Abuso dei contratti a termine: inasprimento delle sanzioni con il Decreto “Salva Infrazioni”

In data 17 settembre 2024 è entrato in vigore il Decreto Legge del 16 settembre 2024, n. 131 c.d. “Decreto Salva Infrazioni” pubblicato sulla Gazzetta Ufficiale n. 217 del 16 settembre 2024 e contenente “Disposizioni urgenti per l’attuazione di obblighi derivanti da atti dell’Unione europea e da procedure di infrazione e pre-infrazione pendenti nei confronti dello Stato italiano”.

In materia di lavoro si segnalano l’art. 11, per il settore privato (intitolato “Modifiche all’articolo 28 del decreto legislativo 15 giugno 2015, n. 81, in materia di indennità risarcitoria onnicomprensiva prevista per gli abusi pregressi per il settore privato – Procedura di infrazione 2014/4231”) e l’art. 12, per il pubblico impiego (intitolato “Modifiche all’articolo 36 del decreto legislativo 30 marzo 2001 n. 165, in materia di disciplina della responsabilità risarcitoria per l’abuso di utilizzo di una successione di contratti o rapporti di lavoro a tempo determinato – Procedura d’infrazione n. 2014/4231”) che hanno apportato significative modifiche alla disciplina dei contratti a termine.

Di seguito le novità apportate:

Nel settore privato, l’art. 11 ha modificato l’art. 28 del D. Lgs. n. 81/2015 c.d. “Testo unico sui contratti di lavoro” che, in caso di abuso della normativa sui contratti a termine, prevedeva la facoltà per il giudice di trasformare il contratto da tempo determinato a tempo indeterminato, oltre che di condannare il datore di lavoro al risarcimento del danno, stabilendo un’indennità onnicomprensiva tra un minimo di 2,5 e un massimo di 12 mensilità dell’ultima retribuzione utile per il calcolo del TFR.

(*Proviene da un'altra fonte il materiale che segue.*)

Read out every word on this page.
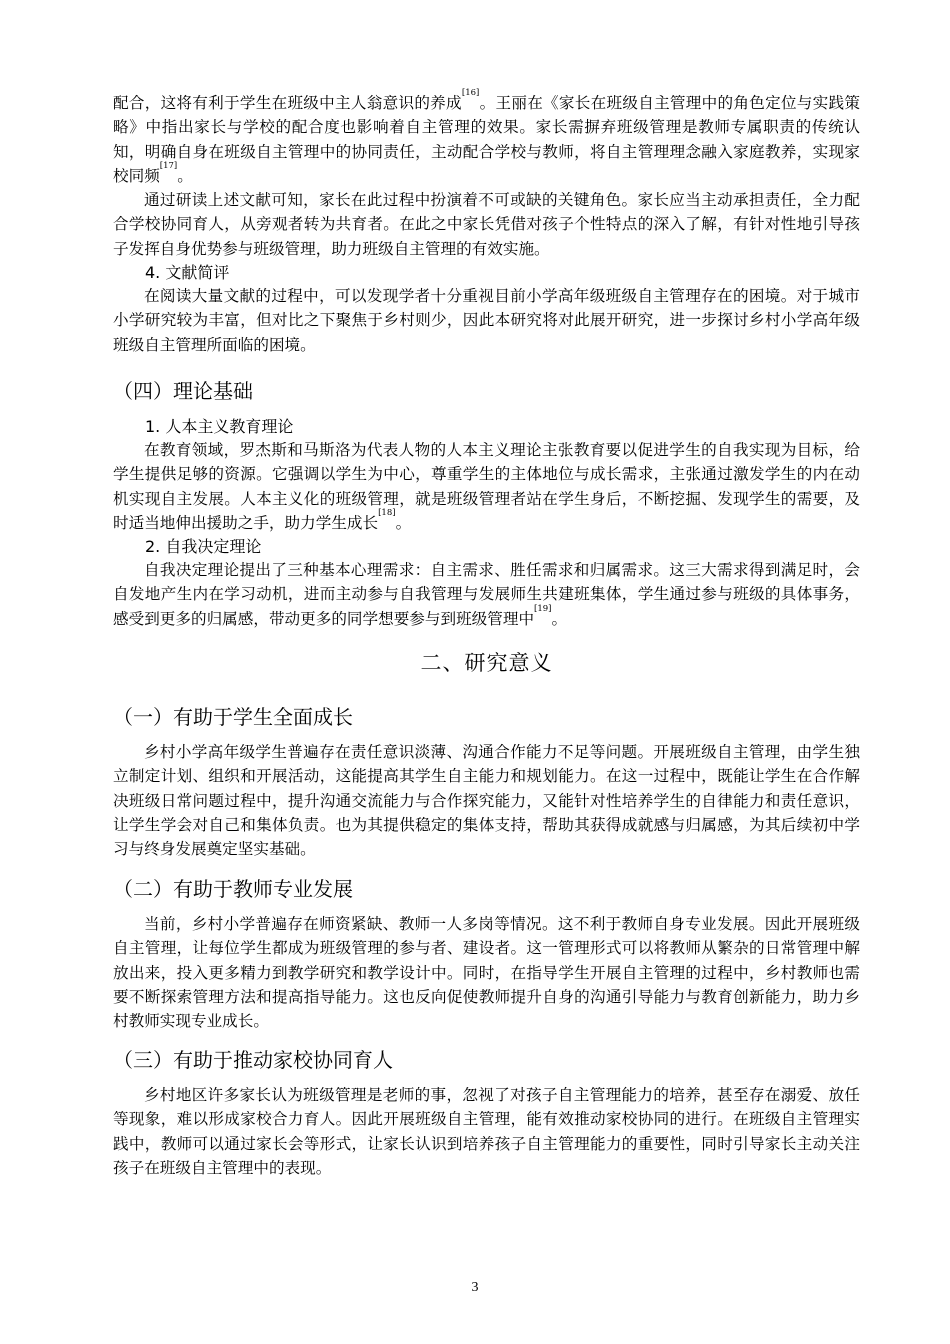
配合，这将有利于学生在班级中主人翁意识的养成[16]。王丽在《家长在班级自主管理中的角色定位与实践策略》中指出家长与学校的配合度也影响着自主管理的效果。家长需摒弃班级管理是教师专属职责的传统认知，明确自身在班级自主管理中的协同责任，主动配合学校与教师，将自主管理理念融入家庭教养，实现家校同频[17]。

通过研读上述文献可知，家长在此过程中扮演着不可或缺的关键角色。家长应当主动承担责任，全力配合学校协同育人，从旁观者转为共育者。在此之中家长凭借对孩子个性特点的深入了解，有针对性地引导孩子发挥自身优势参与班级管理，助力班级自主管理的有效实施。

4. 文献简评

在阅读大量文献的过程中，可以发现学者十分重视目前小学高年级班级自主管理存在的困境。对于城市小学研究较为丰富，但对比之下聚焦于乡村则少，因此本研究将对此展开研究，进一步探讨乡村小学高年级班级自主管理所面临的困境。

（四）理论基础

1. 人本主义教育理论

在教育领域，罗杰斯和马斯洛为代表人物的人本主义理论主张教育要以促进学生的自我实现为目标，给学生提供足够的资源。它强调以学生为中心，尊重学生的主体地位与成长需求，主张通过激发学生的内在动机实现自主发展。人本主义化的班级管理，就是班级管理者站在学生身后，不断挖掘、发现学生的需要，及时适当地伸出援助之手，助力学生成长[18]。

2. 自我决定理论

自我决定理论提出了三种基本心理需求：自主需求、胜任需求和归属需求。这三大需求得到满足时，会自发地产生内在学习动机，进而主动参与自我管理与发展师生共建班集体，学生通过参与班级的具体事务，感受到更多的归属感，带动更多的同学想要参与到班级管理中[19]。

二、研究意义

（一）有助于学生全面成长

乡村小学高年级学生普遍存在责任意识淡薄、沟通合作能力不足等问题。开展班级自主管理，由学生独立制定计划、组织和开展活动，这能提高其学生自主能力和规划能力。在这一过程中，既能让学生在合作解决班级日常问题过程中，提升沟通交流能力与合作探究能力，又能针对性培养学生的自律能力和责任意识，让学生学会对自己和集体负责。也为其提供稳定的集体支持，帮助其获得成就感与归属感，为其后续初中学习与终身发展奠定坚实基础。

（二）有助于教师专业发展

当前，乡村小学普遍存在师资紧缺、教师一人多岗等情况。这不利于教师自身专业发展。因此开展班级自主管理，让每位学生都成为班级管理的参与者、建设者。这一管理形式可以将教师从繁杂的日常管理中解放出来，投入更多精力到教学研究和教学设计中。同时，在指导学生开展自主管理的过程中，乡村教师也需要不断探索管理方法和提高指导能力。这也反向促使教师提升自身的沟通引导能力与教育创新能力，助力乡村教师实现专业成长。

（三）有助于推动家校协同育人

乡村地区许多家长认为班级管理是老师的事，忽视了对孩子自主管理能力的培养，甚至存在溺爱、放任等现象，难以形成家校合力育人。因此开展班级自主管理，能有效推动家校协同的进行。在班级自主管理实践中，教师可以通过家长会等形式，让家长认识到培养孩子自主管理能力的重要性，同时引导家长主动关注孩子在班级自主管理中的表现。

3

Il sopracitato art. 11 ha integrato il comma 2 del suddetto articolo prevedendo la possibilità per il giudice, nel caso in cui il lavoratore dimostri di aver subito un maggior danno, di stabilire un’indennità superiore alle 12 mensilità senza fissare un tetto massimo.

Il Decreto Salva Infrazioni (art. 11, lett. b) ha inoltre abrogato il terzo comma del medesimo art. 28 D. Lgs. n. 81/2015 che stabiliva, in presenza di contratti collettivi che prevedevano l’assunzione, anche a tempo indeterminato, di lavoratori già occupati con contratto a termine nell’ambito di specifiche graduatorie, una riduzione pari alla metà dell’indennità massima di 12 mensilità.

Nel settore del pubblico impiego, l’art. 12 ha modificato l’art. 36, commi 3, 4 e 5, della L. 165/2001 (normativa vigente per i contratti a termine nel pubblico impiego), stabilendo espressamente l’entità del risarcimento da riconoscere al lavoratore in caso di danno conseguente all’abuso nell’utilizzo del contratto a termine. Tale articolo, infatti, prevede che il giudice, fatta salva la facoltà per il lavoratore di provare il maggior danno, dovrà condannare la Pubblica Amministrazione ad un’indennità risarcitoria compresa tra un minimo di 4 e un massimo di 24 mensilità dell’ultima retribuzione utile per il calcolo del TFR. La disposizione in esame precisa altresì che il parametro in funzione del quale il giudice è chiamato a individuare tale indennizzo è la “gravità della violazione” da determinarsi, anche in rapporto al numero dei contratti intervenuti tra le parti e alla durata complessiva del rapporto con la Pubblica Amministrazione. Resta fermo naturalmente il divieto di trasformare il contratto a termine illegittimo in contratto a tempo indeterminato, in osservanza dell’art. 97 Cost. che impone la regola concorsuale per il reclutamento del personale della Pubblica Amministrazione.